Asintió con la cabeza en satisfacción. Parecía que no estaba mintiendo. Estaba a salvo. Se fue.

…

Había otra persona que estaba vigilando a Zhu Chang. La persona no se acercó a Zhu Chang mientras él estaba allí. Era como si supiera que no debía salir mientras la persona estuviese allí.

Permaneció en el palacio flotante. Fue solo después de que Zhu Chang desapareció que ella dejó su palacio. Voló directamente al lugar donde Zhu Chang estaba parado previamente.

La desaparición del Emperador Dragón de Sangre finalmente liberó la presión de los Emperadores. Los Emperadores se levantaron, suspirando con alivio cuando se pusieron tensos de nuevo con la llegada de la Reina.

—¡Su Majestad! —llamaron respetuosamente.

El Emperador del Norte dio un paso adelante y recogió su cuchillo.—Como nos preocupaba. Ese Emperador Dragón ha vuelto. Afortunadamente, tuvo que irse, pero creo que volverá pronto.

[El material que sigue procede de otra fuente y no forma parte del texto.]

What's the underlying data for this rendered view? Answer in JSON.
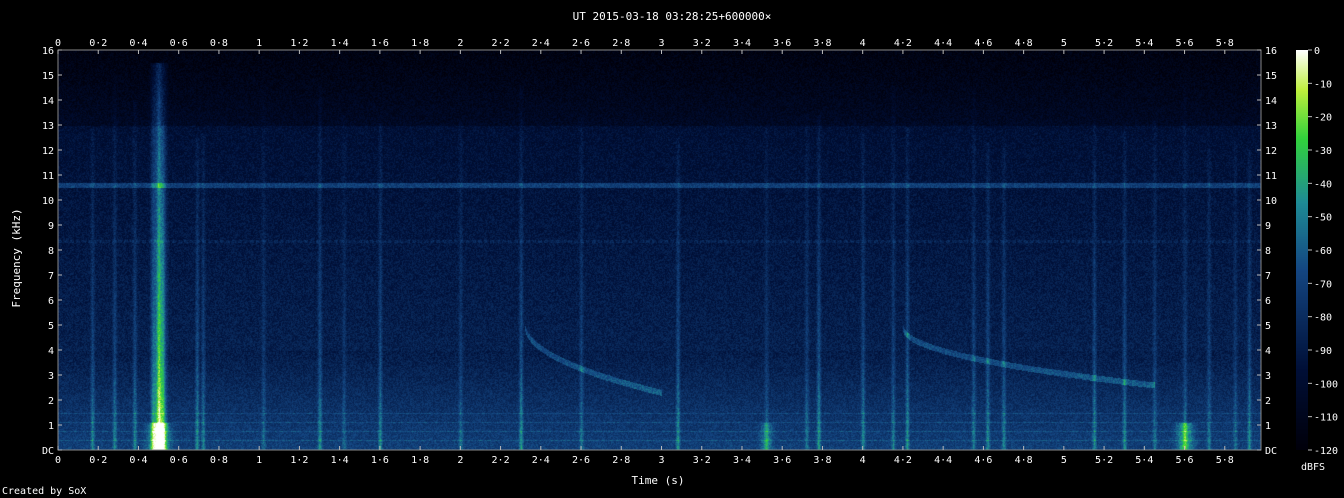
{
  "chart_data": {
    "type": "heatmap",
    "title": "UT 2015-03-18 03:28:25+600000×",
    "xlabel": "Time (s)",
    "ylabel": "Frequency (kHz)",
    "x_ticks": [
      "0",
      "0·2",
      "0·4",
      "0·6",
      "0·8",
      "1",
      "1·2",
      "1·4",
      "1·6",
      "1·8",
      "2",
      "2·2",
      "2·4",
      "2·6",
      "2·8",
      "3",
      "3·2",
      "3·4",
      "3·6",
      "3·8",
      "4",
      "4·2",
      "4·4",
      "4·6",
      "4·8",
      "5",
      "5·2",
      "5·4",
      "5·6",
      "5·8"
    ],
    "y_ticks": [
      "DC",
      "1",
      "2",
      "3",
      "4",
      "5",
      "6",
      "7",
      "8",
      "9",
      "10",
      "11",
      "12",
      "13",
      "14",
      "15",
      "16"
    ],
    "xlim": [
      0,
      5.98
    ],
    "ylim": [
      0,
      16
    ],
    "colorbar": {
      "label": "dBFS",
      "ticks": [
        "0",
        "-10",
        "-20",
        "-30",
        "-40",
        "-50",
        "-60",
        "-70",
        "-80",
        "-90",
        "-100",
        "-110",
        "-120"
      ],
      "range": [
        -120,
        0
      ]
    },
    "features": {
      "carrier_khz": 10.6,
      "faint_line_khz": 8.35,
      "strong_burst_s": 0.5,
      "sweeps": [
        {
          "t_start": 2.32,
          "t_end": 3.0,
          "f_start_khz": 5.0,
          "f_end_khz": 2.3
        },
        {
          "t_start": 4.2,
          "t_end": 5.45,
          "f_start_khz": 4.9,
          "f_end_khz": 2.6
        }
      ],
      "spikes_s": [
        0.17,
        0.28,
        0.38,
        0.47,
        0.5,
        0.52,
        0.69,
        0.72,
        1.02,
        1.3,
        1.42,
        1.6,
        2.0,
        2.3,
        2.6,
        3.08,
        3.52,
        3.72,
        3.78,
        4.0,
        4.15,
        4.22,
        4.55,
        4.62,
        4.7,
        5.15,
        5.3,
        5.45,
        5.6,
        5.72,
        5.85,
        5.92
      ]
    },
    "colors": {
      "low": "#000a2a",
      "mid": "#1f7fa0",
      "high": "#3fe030",
      "peak": "#ffffff"
    }
  },
  "footer": {
    "credit": "Created by SoX"
  }
}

—Por supuesto que lo haría —respondió la Reina—. De todos modos, ¿alguno de ustedes sabe quién es este Long Chen?

—Ah, no lo sabemos —los Emperadores bajaron la cabeza.

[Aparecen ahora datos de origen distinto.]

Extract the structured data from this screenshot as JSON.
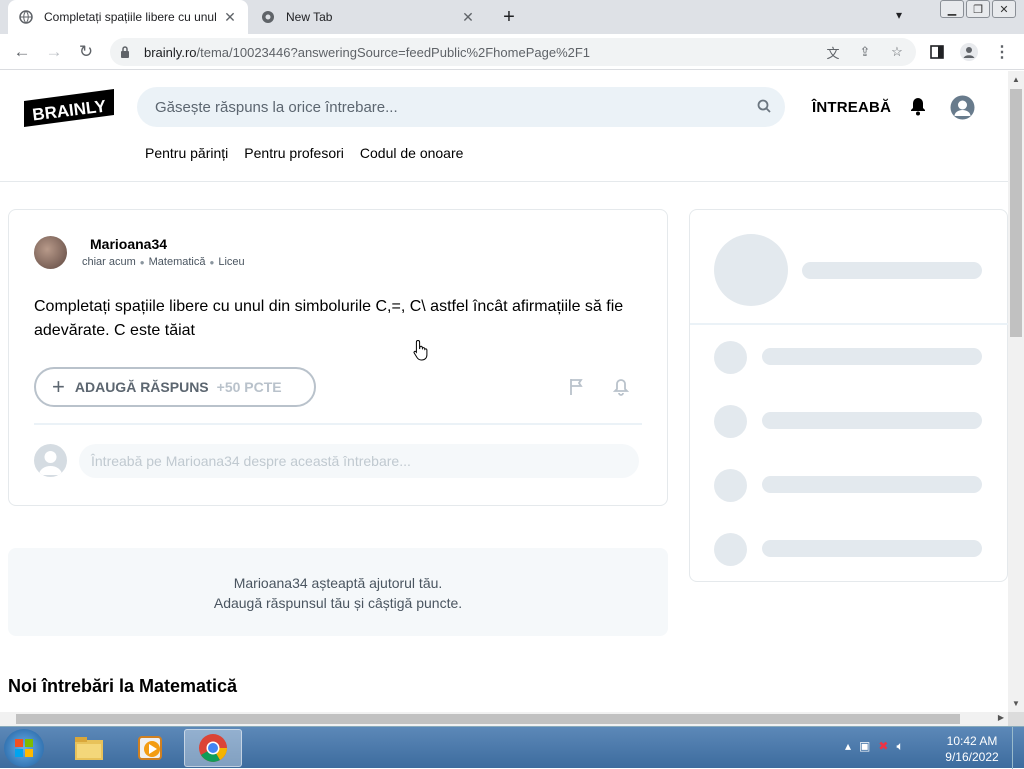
{
  "browser": {
    "tabs": [
      {
        "title": "Completați spațiile libere cu unul",
        "active": true
      },
      {
        "title": "New Tab",
        "active": false
      }
    ],
    "url_host": "brainly.ro",
    "url_path": "/tema/10023446?answeringSource=feedPublic%2FhomePage%2F1"
  },
  "header": {
    "logo_text": "BRAINLY",
    "search_placeholder": "Găsește răspuns la orice întrebare...",
    "ask_label": "ÎNTREABĂ",
    "nav": [
      "Pentru părinți",
      "Pentru profesori",
      "Codul de onoare"
    ]
  },
  "question": {
    "username": "Marioana34",
    "time": "chiar acum",
    "subject": "Matematică",
    "level": "Liceu",
    "text": "Completați spațiile libere cu unul din simbolurile C,=, C\\ astfel încât afirmațiile să fie adevărate. C este tăiat",
    "answer_label": "ADAUGĂ RĂSPUNS",
    "answer_points": "+50 PCTE",
    "comment_placeholder": "Întreabă pe Marioana34 despre această întrebare..."
  },
  "help": {
    "line1": "Marioana34 așteaptă ajutorul tău.",
    "line2": "Adaugă răspunsul tău și câștigă puncte."
  },
  "section_title": "Noi întrebări la Matematică",
  "clock": {
    "time": "10:42 AM",
    "date": "9/16/2022"
  },
  "colors": {
    "accent_bg": "#ebf2f7",
    "brand": "#000000",
    "skeleton": "#e3e9ee"
  }
}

—Las tres personas hablaron de salvar a este Long Chen. También se fueron a hacer eso —dijo la Reina.

—¿U-usted escuchó eso? ¿Estaba aquí? —preguntó el Emperador del Norte, atónito.

Previamente pensó que la Reina había llegado tarde. Pero parecía que estaba aquí desde hace mucho. Pero aún así, ¿no intervino para ayudarlos?

«Parece que ella no es más fuerte que el Emperador Dragón de Sangre. Debe ser por eso que no ayudó al primer Emperador en el pasado y en su lugar huyó» —pensó el Emperador del Norte—. «No tenemos otra opción que huir mientras tengamos tiempo».

—Te equivocas en una cosa. Escuché su conversación, pero eso no significaba que yo estuviera aquí. Podía escuchar incluso en el Palacio —la mujer se volvió para mirar al Emperador del Norte—. Y sí, puedo escuchar tus pensamientos.

—P-perdóname. No lo dije de manera insultante. Solo me preguntaba si no querías ayudarnos —respondió el Emperador del Norte, manteniendo la cabeza baja.

—No bajé para ayudarlos, pero no es porque me preocupara ese Dragón. Si me hubiera preocupado por alguien, me hubiera preocupado por ese hombre que estaba con el Emperador Dragón de Sangre —respondió la mujer.

—¿Ese hombre? Sin duda era fuerte, pero ¿estás diciendo que era más fuerte que el Emperador Dragón de Sangre? —preguntó sorprendido el Emperador del Sur.

—¿Realmente necesitas preguntarme eso? Si hubieras visto a los dos juntos, habrías sabido tus respuestas. Ese Dragón ni siquiera se atrevió a hablarle al hombre en voz alta. Ni siquiera hizo un ruido cuando el hombre lo amenazó —dijo la Reina.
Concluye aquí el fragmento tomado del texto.